Zhang Yaping, He Chengyan, Qiu Ling, Wang Yanmin, Zhang Li, Qin Xuzhen, Liu Yujie, Zhang Dan, Li Zhili
1. Department of Biophysics and Structural Biology, Institute of Basic Medical Sciences, Chinese Academy of Medical Sciences & School of Basic Medicine, Peking Union Medical College, Beijing, China;
2. Laboratory Medicine Center, China-Japan Union Hospital of Jilin University, Changchun, China;
J Cancer. 2014 Sep 19;5(8):706-14. doi: 10.7150/jca.9787. eCollection 2014.
Lung cancer (LC) is the deadliest cancer, with earlier stage patients having a better opportunity of long-term survival. The goal of this study is to screen less-invasive and efficient biomarkers for early detection of non-small cell LC (NSCLC).
We performed the simultaneous quantitative detection of six serum unsaturated free fatty acids (FFAs, C16:1, C18:3, C18:2, C18:1, C20:4, and C22:6) from 317 healthy controls, 78 patients with benign lung diseases (BLD), and 202 patients with NSCLC using chip-based direct-infusion nanoelectrospray ionization-Fourier transform ion cyclotron resonance mass spectrometry (CBDInanoESI-FTICR MS) in the negative ion mode. Multiple point internal standard calibration curves between the concentration ratios of individual fatty acids to internal standards (ISs, C17:1 as IS of C16:1, C18:3, C18:2, and C18:1 and C21:0 as IS of C20:4 and C22:6) and their corresponding intensity ratios were constructed, with correlation coefficient of > 0.99. Mann-Whitney U test was employed to compare the differences in the levels of the FFAs between the patients and healthy controls.

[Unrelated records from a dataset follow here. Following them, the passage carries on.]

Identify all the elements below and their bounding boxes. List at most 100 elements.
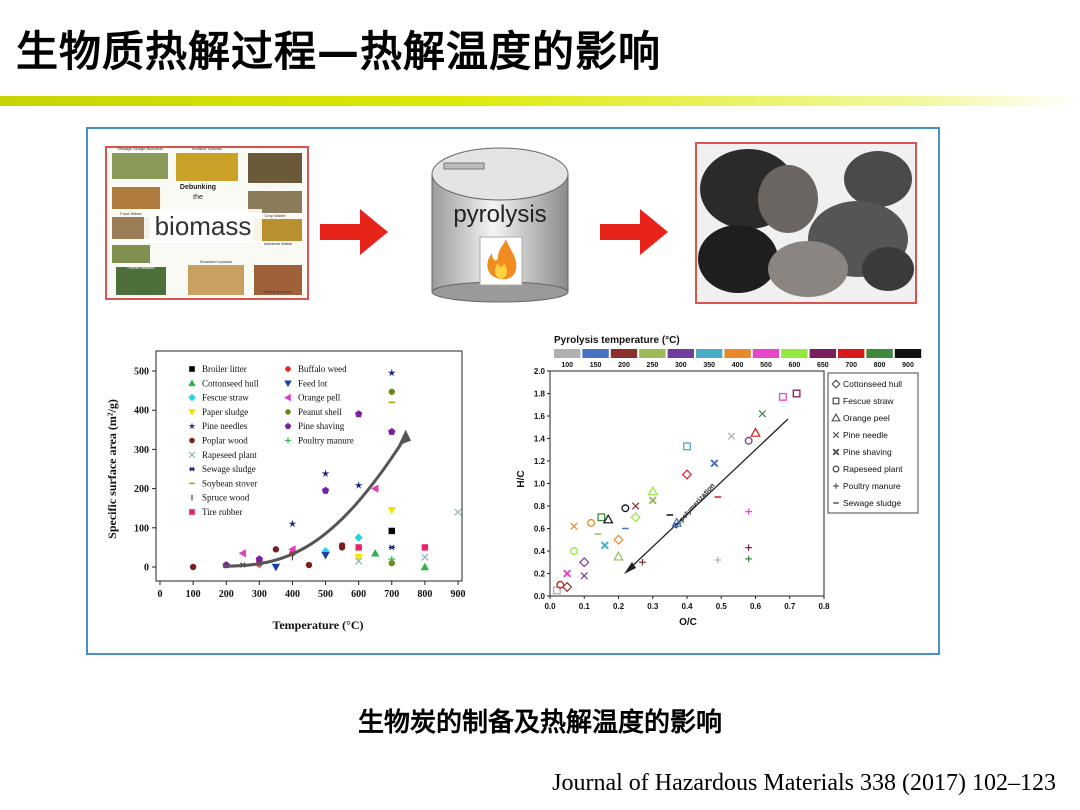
x-tick-label: 400 [285,589,300,600]
x-axis-label: O/C [679,617,697,628]
surface-area-chart: 0 100 200 300 400 500 600 700 800 900 0 100 200 300 40… [105,350,466,632]
legend-marker [833,483,839,489]
data-point [613,534,624,545]
legend-label: Buffalo weed [298,364,347,374]
data-point [597,513,606,522]
temperature-label: 400 [732,362,744,369]
temperature-label: 100 [561,362,573,369]
x-tick-label: 0 [158,589,163,600]
temperature-label: 150 [590,362,602,369]
y-tick-label: 0 [144,563,149,574]
y-tick-label: 200 [134,484,149,495]
legend-marker [285,437,291,444]
legend-label: Pine needle [843,430,888,440]
y-tick-label: 1.8 [534,390,546,399]
legend-label: Pine needles [202,421,248,431]
process-arrow-1 [320,209,388,255]
x-tick-label: 0.4 [681,602,693,611]
data-point [778,392,787,401]
data-point [613,551,624,561]
data-point [388,427,396,435]
legend-label: Fescue straw [202,393,249,403]
data-point [745,555,752,563]
x-tick-label: 200 [219,589,234,600]
legend-marker [832,448,840,456]
legend-marker [188,393,196,402]
data-point [387,506,396,515]
legend-marker [188,409,196,416]
temperature-label: 900 [902,362,914,369]
legend-label: Spruce wood [202,493,250,503]
data-point [647,485,659,496]
biomass-panel: Debunking the biomass Sewage Sludge Bios… [105,146,309,300]
x-axis-label: Temperature (°C) [272,618,363,632]
data-point [745,508,752,515]
temperature-label: 200 [618,362,630,369]
pyrolysis-label: pyrolysis [453,201,546,228]
data-point [602,513,614,524]
data-point [648,496,657,505]
legend-marker [284,422,292,429]
data-point [288,519,297,528]
photo-caption: Invasive Species [192,146,222,151]
data-point [355,410,363,418]
photo-caption: Woody Bark etc. [263,289,292,294]
legend-label: Pine shaving [843,447,892,457]
data-point [750,427,761,437]
legend-label: Sewage sludge [843,498,901,508]
data-point [371,484,379,493]
legend-marker [284,380,292,388]
slide-title: 生物质热解过程—热解温度的影响 [16,27,662,76]
data-point [288,545,296,554]
legend-marker [189,466,195,472]
x-tick-label: 0.1 [579,602,591,611]
legend-label: Sewage sludge [202,464,256,474]
x-tick-label: 0.7 [784,602,796,611]
temperature-swatch [894,349,922,358]
legend-label: Fescue straw [843,396,894,406]
data-point [238,549,246,558]
temperature-swatch [582,349,609,358]
legend-label: Soybean stover [202,478,257,488]
data-point [454,508,462,516]
data-point [671,517,683,527]
temperature-swatch [610,349,638,358]
legend-label: Cottonseed hull [843,379,902,389]
data-point [354,533,363,542]
x-tick-label: 500 [318,589,333,600]
legend-label: Peanut shell [298,407,342,417]
y-tick-label: 2.0 [534,367,546,376]
data-point [387,368,396,377]
photo-caption: Seaweed invasion [200,259,232,264]
temperature-label: 250 [647,362,659,369]
y-tick-label: 0.6 [534,525,546,534]
data-point [388,527,395,535]
legend-marker [188,451,196,459]
legend-label: Paper sludge [202,407,248,417]
data-point [421,553,429,561]
data-point [354,481,363,489]
data-point [570,522,578,530]
data-point [744,436,753,445]
reference-citation: Journal of Hazardous Materials 338 (2017… [552,770,1056,796]
legend-marker [832,465,840,473]
temperature-label: 650 [817,362,829,369]
data-point [683,442,691,451]
data-point [580,572,588,580]
data-point [421,544,429,551]
data-point [745,544,752,551]
temperature-scale-title: Pyrolysis temperature (°C) [554,335,680,346]
pyrolysis-reactor: pyrolysis [431,147,569,303]
data-point [420,562,430,571]
x-tick-label: 900 [451,589,466,600]
y-tick-label: 400 [134,406,149,417]
data-point [388,544,395,551]
x-tick-label: 0.5 [716,602,728,611]
photo-caption: Industrial Waste [264,241,293,246]
legend-label: Orange peel [843,413,890,423]
data-point [587,518,596,527]
data-point [388,559,395,567]
legend-label: Broiler litter [202,364,247,374]
figure-svg: Debunking the biomass Sewage Sludge Bios… [105,142,922,632]
temperature-swatch [554,349,581,358]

Significantly decreased levels of the FFAs in NSCLC patients were observed compared with healthy controls and BLD patients. Receiver operating characteristic curve analysis indicated that a combination of C16:1, C18:1, C18:3, C18:2, C20:4, and C22:6 could excellently differentiate patients with early-stage NSCLC from healthy controls plus BLD patients, with an AUC value of 0.933, a sensitivity of 84.2%, and a specificity of 89.1%. In addition, a biomarker panel (C16:1 and C18:1) was also confirmed preliminarily to monitor disease progression in NSCLC patients treated with icotinib, with a lead time between 8 and 48 weeks relative to clinical medical imaging.
A combination of C16:1, C18:1, C18:3, C18:2, C20:4, and C22:6 may be a powerful biomarker panel for the early detection of NSCLC and a combination of C16:1 and C18:1for disease progression monitoring of NSCLC.
肺癌是最致命的癌症,早期患者有更好的长期生存机会。本研究的目的是筛选用于早期检测非小细胞肺癌(NSCLC)的侵入性较小且有效的生物标志物。
我们使用基于芯片的直接进样纳米电喷雾电离 - 傅里叶变换离子回旋共振质谱(CBDInanoESI - FTICR MS)负离子模式,对317名健康对照者、78名良性肺病(BLD)患者和202名NSCLC患者的六种血清不饱和游离脂肪酸(FFAs,C16:1、C18:3、C18:2、C18:1、C20:4和C22:6)进行了同步定量检测。构建了各个脂肪酸与内标(ISs,C17:1作为C16:1、C18:3、C18:2和C18:1的内标,C21:0作为C20:4和C22:6的内标)浓度比与其相应强度比之间的多点内标校准曲线,相关系数>0.99。采用曼 - 惠特尼U检验比较患者与健康对照者之间FFAs水平的差异。
与健康对照者和BLD患者相比,NSCLC患者的FFAs水平显著降低。受试者工作特征曲线分析表明,C16:1、C18:1、C18:3、C18:2、C20:4和C22:6的组合能够很好地区分早期NSCLC患者与健康对照者加BLD患者,曲线下面积(AUC)值为0.933,灵敏度为84.2%,特异性为89.1%。此外还初步证实了一个生物标志物组合(C16:1和C18:1)可用于监测接受埃克替尼治疗的NSCLC患者的疾病进展,相对于临床医学影像,其提前期为8至48周。
C16:1、C18:1、C18:3、C18:2、C20:4和C22:6的组合可能是用于早期检测NSCLC的强大生物标志物组合,而C16:1和C18:1的组合可用于监测NSCLC的疾病进展。